If a competitor’s business is in danger, you can gain recognized and profit. With a joke or a furious commercial, add your two cents to the debate. Your company can also take a stand on a contentious issue, but this should be done with caution and taste because it has the potential to backfire.

Ordinary Heroes Need Your Help

Yes, leveraging influencers to promote your products can be beneficial, but investing in regular individuals who accomplish exceptional things can also be profitable. When it’s appropriate, you can use stories about local heroes and events to make a financial or other significant contribution.

Airbnb, for example, frequently donates lodging to people in need, such as Ukrainian refugees. Similarly, you can make a public donation by following a famous hashtag (ideally one that is still active). It’s even more powerful if you have the evidence in the form of photographs.

Bottom line: It’s best to think of your organization as a person when traversing digital areas like social media platforms. Using relevant material to engage users can help your company stand out. But, as they say, “the internet never forgets,” so be careful with the stuff you generate.

Referral Programs Should Be Restructured

If you don’t already have one, you should think about starting one. Although referral schemes are not new, their importance is frequently neglected. Launch a referral program regardless of the size or type of product or service your company offers.

A referral program provides you with an army of salesmen that are prepared to promote your company in exchange for a monetary reward. How much should you pay for referrals, though?
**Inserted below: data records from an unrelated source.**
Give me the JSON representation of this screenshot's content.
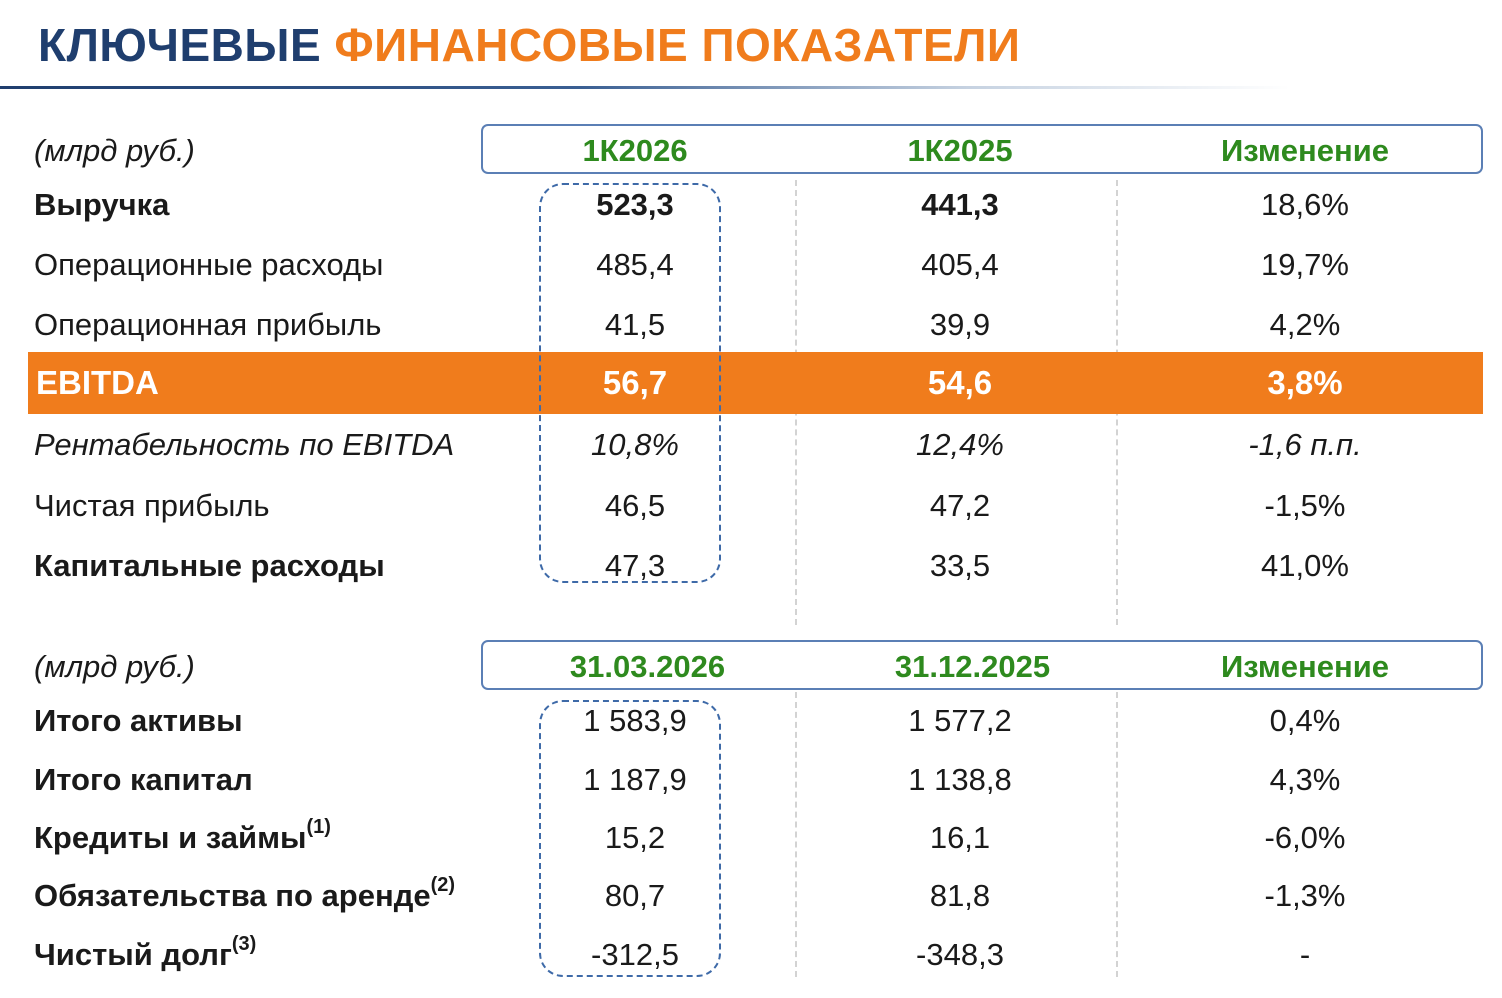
{
  "title": {
    "part1": "КЛЮЧЕВЫЕ",
    "part2": "ФИНАНСОВЫЕ ПОКАЗАТЕЛИ"
  },
  "colors": {
    "navy": "#1f3e6e",
    "orange": "#f07c1c",
    "green": "#2e8a1e",
    "box_border": "#5b7fb5"
  },
  "table1": {
    "unit": "(млрд руб.)",
    "headers": [
      "1К2026",
      "1К2025",
      "Изменение"
    ],
    "rows": [
      {
        "label": "Выручка",
        "v1": "523,3",
        "v2": "441,3",
        "chg": "18,6%"
      },
      {
        "label": "Операционные расходы",
        "v1": "485,4",
        "v2": "405,4",
        "chg": "19,7%"
      },
      {
        "label": "Операционная прибыль",
        "v1": "41,5",
        "v2": "39,9",
        "chg": "4,2%"
      },
      {
        "label": "EBITDA",
        "v1": "56,7",
        "v2": "54,6",
        "chg": "3,8%"
      },
      {
        "label": "Рентабельность по EBITDA",
        "v1": "10,8%",
        "v2": "12,4%",
        "chg": "-1,6 п.п."
      },
      {
        "label": "Чистая прибыль",
        "v1": "46,5",
        "v2": "47,2",
        "chg": "-1,5%"
      },
      {
        "label": "Капитальные расходы",
        "v1": "47,3",
        "v2": "33,5",
        "chg": "41,0%"
      }
    ]
  },
  "table2": {
    "unit": "(млрд руб.)",
    "headers": [
      "31.03.2026",
      "31.12.2025",
      "Изменение"
    ],
    "rows": [
      {
        "label": "Итого активы",
        "note": "",
        "v1": "1 583,9",
        "v2": "1 577,2",
        "chg": "0,4%"
      },
      {
        "label": "Итого капитал",
        "note": "",
        "v1": "1 187,9",
        "v2": "1 138,8",
        "chg": "4,3%"
      },
      {
        "label": "Кредиты и займы",
        "note": "(1)",
        "v1": "15,2",
        "v2": "16,1",
        "chg": "-6,0%"
      },
      {
        "label": "Обязательства по аренде",
        "note": "(2)",
        "v1": "80,7",
        "v2": "81,8",
        "chg": "-1,3%"
      },
      {
        "label": "Чистый долг",
        "note": "(3)",
        "v1": "-312,5",
        "v2": "-348,3",
        "chg": "-"
      }
    ]
  }
}
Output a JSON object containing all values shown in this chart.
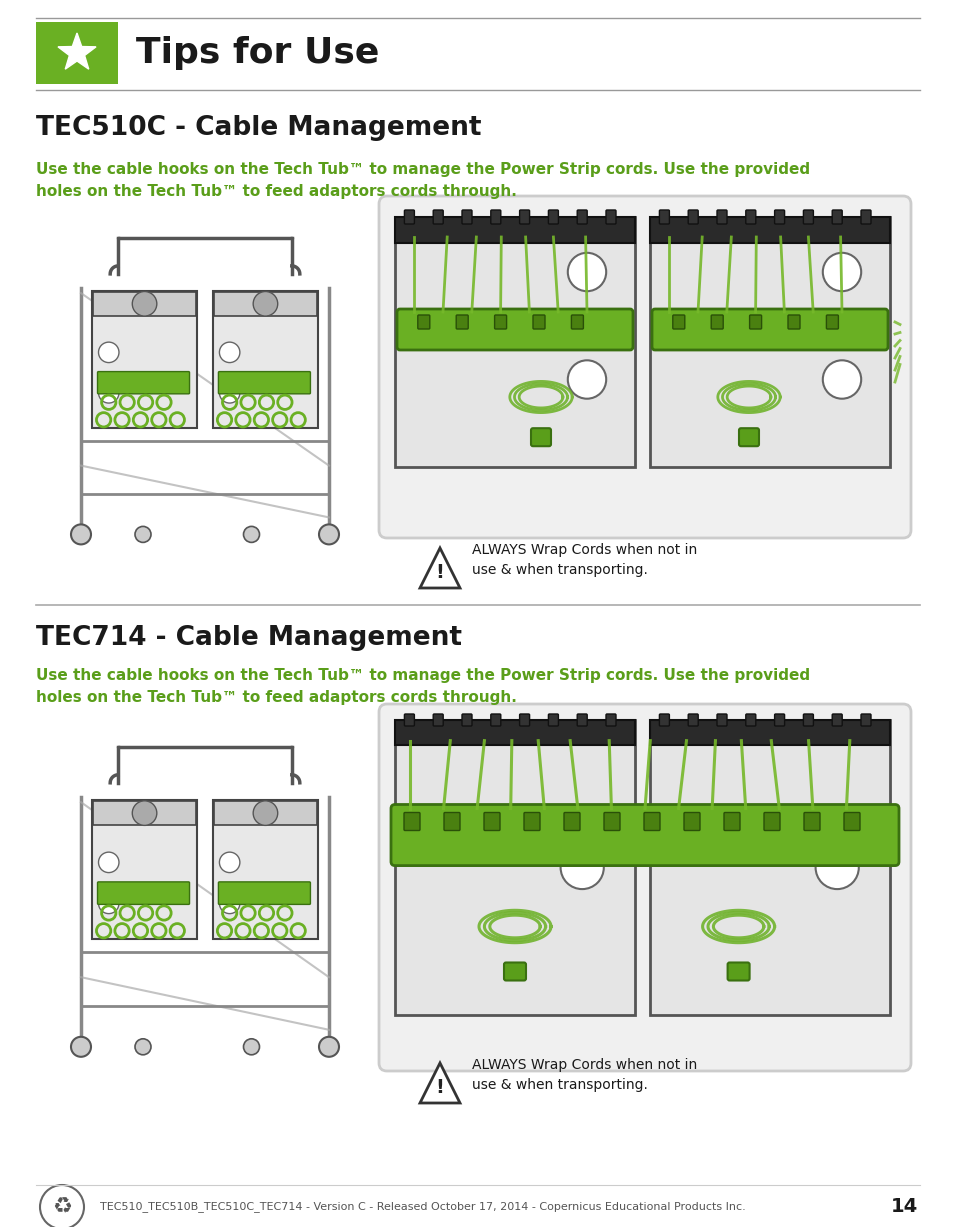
{
  "page_bg": "#ffffff",
  "green_color": "#6ab023",
  "header_title": "Tips for Use",
  "header_title_fontsize": 26,
  "section1_title": "TEC510C - Cable Management",
  "section1_title_fontsize": 19,
  "section2_title": "TEC714 - Cable Management",
  "section2_title_fontsize": 19,
  "body_text": "Use the cable hooks on the Tech Tub™ to manage the Power Strip cords. Use the provided\nholes on the Tech Tub™ to feed adaptors cords through.",
  "body_fontsize": 11,
  "body_color": "#5a9e1a",
  "warning_text": "ALWAYS Wrap Cords when not in\nuse & when transporting.",
  "warning_fontsize": 10,
  "footer_text": "TEC510_TEC510B_TEC510C_TEC714 - Version C - Released October 17, 2014 - Copernicus Educational Products Inc.",
  "footer_page": "14",
  "footer_fontsize": 8
}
Are people eager to promote your business for something other than a monetary reward?

It’s a bit of a paradox to offer big prizes or compensation for referrals. You will generate less money if you pay people more for bringing in business… unless you raise the price of your item… which may be less appealing to budget-conscious clients.

Limiting your referral programs to your employees or creating one exclusively for your personnel could be a viable option. Employee recommendations might allow you more flexibility in terms of the benefits they earn. Some employees may be ready to forego monetary compensation in exchange for days off, a brief vacation, or a free supply of your company’s products.

Bottom line: Consider creating special referral programs specifically for your staff members. That way, you will have more control over the rewards, and your employees will be motivated to bring in new customers. Ask around to find out what they would be willing to receive as payment other than cash.

Keep Your (Old) Habits

While the world has changed, some traditional marketing principles should still be followed. Make sure that all of your company’s communication channels, such as websites, social media pages, and blogs, are up to date. Continue to write keyword-rich content and follow other tried-and-true SEO methods.

For positive ratings, brand your merchandise, keep your promotion offline, and provide excellent customer service. If you still have a physical location, make it look professional and easy to find.

Bottom line: While the world has changed dramatically, keeping established business standards remains critical for trust.

For your company to thrive, you must relearn why it is necessary and provide less expensive solutions that are more suited to your clients’ budgets. Take use of digital spaces and referral programs, as modest modifications in your business practices can help you keep up with the pandemic’s huge developments.